Macherot, dans cette interview rarissime, nous explique pourquoi des animaux et non des êtres humains comme Hergé, qu’il admire pourtant : "Je ne me suis jamais vraiment posé la question. J’ai toujours beaucoup aimé la nature et les animaux. Dessiner des animaux dans des situations humaines me plaisait beaucoup. Les animaux ne font de mal à personne et j’aime ça..." Macherot était un pacifiste, il détestait la violence et a dû très mal vivre les dernières années. Cela faisait vingt ans qu’il s’était retiré, à la campagne, en grand père tranquille, près de Verviers. Constatant les ravages d’un état d’esprit amené dans la BD qui ne lui plaisait pas trop, lui, cet homme tranquille, la fondamentale de l’être humain très humain qu’était notre dessinateur belge : "Vous savez, c’est un autre monde maintenant... la BD comme je l’ai connue n’existe plus. De mon temps, la BD était faite pour les enfants, sans violence et sans sexe, maintenant, c’est autre chose, plus pour les adultes. C’est un autre monde, auquel je n’appartiens pas. Ceci dit, son évolution est assez logique...", lucide, je vous dis, mais un peu désespéré de voir le monde devenir ainsi.

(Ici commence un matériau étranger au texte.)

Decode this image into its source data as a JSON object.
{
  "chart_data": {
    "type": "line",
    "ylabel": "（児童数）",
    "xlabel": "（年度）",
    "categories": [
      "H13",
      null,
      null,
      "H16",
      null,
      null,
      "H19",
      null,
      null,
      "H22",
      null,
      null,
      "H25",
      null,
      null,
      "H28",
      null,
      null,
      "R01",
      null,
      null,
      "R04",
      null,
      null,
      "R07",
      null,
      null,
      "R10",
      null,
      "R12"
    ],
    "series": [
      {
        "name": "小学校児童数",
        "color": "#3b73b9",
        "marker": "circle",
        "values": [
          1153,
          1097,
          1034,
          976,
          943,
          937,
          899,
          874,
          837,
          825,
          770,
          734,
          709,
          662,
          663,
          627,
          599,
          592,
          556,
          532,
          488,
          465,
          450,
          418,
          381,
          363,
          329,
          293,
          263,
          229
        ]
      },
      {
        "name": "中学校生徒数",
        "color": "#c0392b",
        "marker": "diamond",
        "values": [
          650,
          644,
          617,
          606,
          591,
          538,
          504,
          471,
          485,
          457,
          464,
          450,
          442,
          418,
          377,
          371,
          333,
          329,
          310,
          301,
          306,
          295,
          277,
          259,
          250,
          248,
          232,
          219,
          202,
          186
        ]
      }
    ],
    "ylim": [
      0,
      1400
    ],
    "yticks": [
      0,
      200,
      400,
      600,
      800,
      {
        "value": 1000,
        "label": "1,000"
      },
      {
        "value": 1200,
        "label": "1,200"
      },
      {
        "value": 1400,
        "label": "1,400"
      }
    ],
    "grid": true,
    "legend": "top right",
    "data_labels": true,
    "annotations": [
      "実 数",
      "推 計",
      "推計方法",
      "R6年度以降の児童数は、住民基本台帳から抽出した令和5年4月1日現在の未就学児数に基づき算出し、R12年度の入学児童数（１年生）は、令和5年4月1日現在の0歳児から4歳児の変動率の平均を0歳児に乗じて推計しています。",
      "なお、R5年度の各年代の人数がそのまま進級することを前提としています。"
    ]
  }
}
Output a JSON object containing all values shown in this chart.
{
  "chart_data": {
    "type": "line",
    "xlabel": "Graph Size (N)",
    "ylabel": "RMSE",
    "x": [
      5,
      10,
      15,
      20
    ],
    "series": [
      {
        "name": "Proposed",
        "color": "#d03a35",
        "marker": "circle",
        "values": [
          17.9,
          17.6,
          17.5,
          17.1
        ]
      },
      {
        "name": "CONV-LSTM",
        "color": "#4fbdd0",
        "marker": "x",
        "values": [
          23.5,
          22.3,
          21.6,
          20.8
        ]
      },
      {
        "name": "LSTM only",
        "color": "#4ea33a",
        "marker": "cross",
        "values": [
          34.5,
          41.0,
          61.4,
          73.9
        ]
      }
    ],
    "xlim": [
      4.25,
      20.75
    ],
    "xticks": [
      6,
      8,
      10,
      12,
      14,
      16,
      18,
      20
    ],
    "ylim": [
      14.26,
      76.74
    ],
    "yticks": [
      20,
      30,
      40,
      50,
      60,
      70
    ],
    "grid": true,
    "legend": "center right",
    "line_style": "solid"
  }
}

Le paradis perdu de Macherot est loin maintenant. Et c’est dommage, très dommage. Je ne suis pas croyant, mais j’aime imaginer que quelque part tous les petits personnages créés par Macherot vivent vraiment et s’apprêtent à l’accueillir dans des décors de forêts et d’arbres dessinés avec tant de minutie. Le monde de la BD ne vient pas seulement de perdre un dessinateur, il vient de perdre un grand humaniste. Et en ce moment, des Macherot, on aimerait bien s’en retrouver d’autres. Des Macherot pour faire rêver les enfants, et signifier aux adultes qu’ils se trompent de monde.
Chlorophylle, ton papa est mort. Mais le message qu’il nous a laissé demeure. Les petites souris n’ont pas à se laisser faire, et ce bas monde n’a pas à glorifier la violence. M. Macherot, permettez-moi de vous dire un peu tard que vous pouvez dormir en paix. Vous nous en avez toujours parlé, de la paix. Vous la ferez bien gagner un jour. En attendant, on pensera à vous à chaque fois que l’on retrouvera une de vos petites créatures malicieuses... cette après-midi, je vais vous relire. Pour ne pas vous oublier et ne pas oublier que les animaux gentils existent, les êtres humains un peu moins.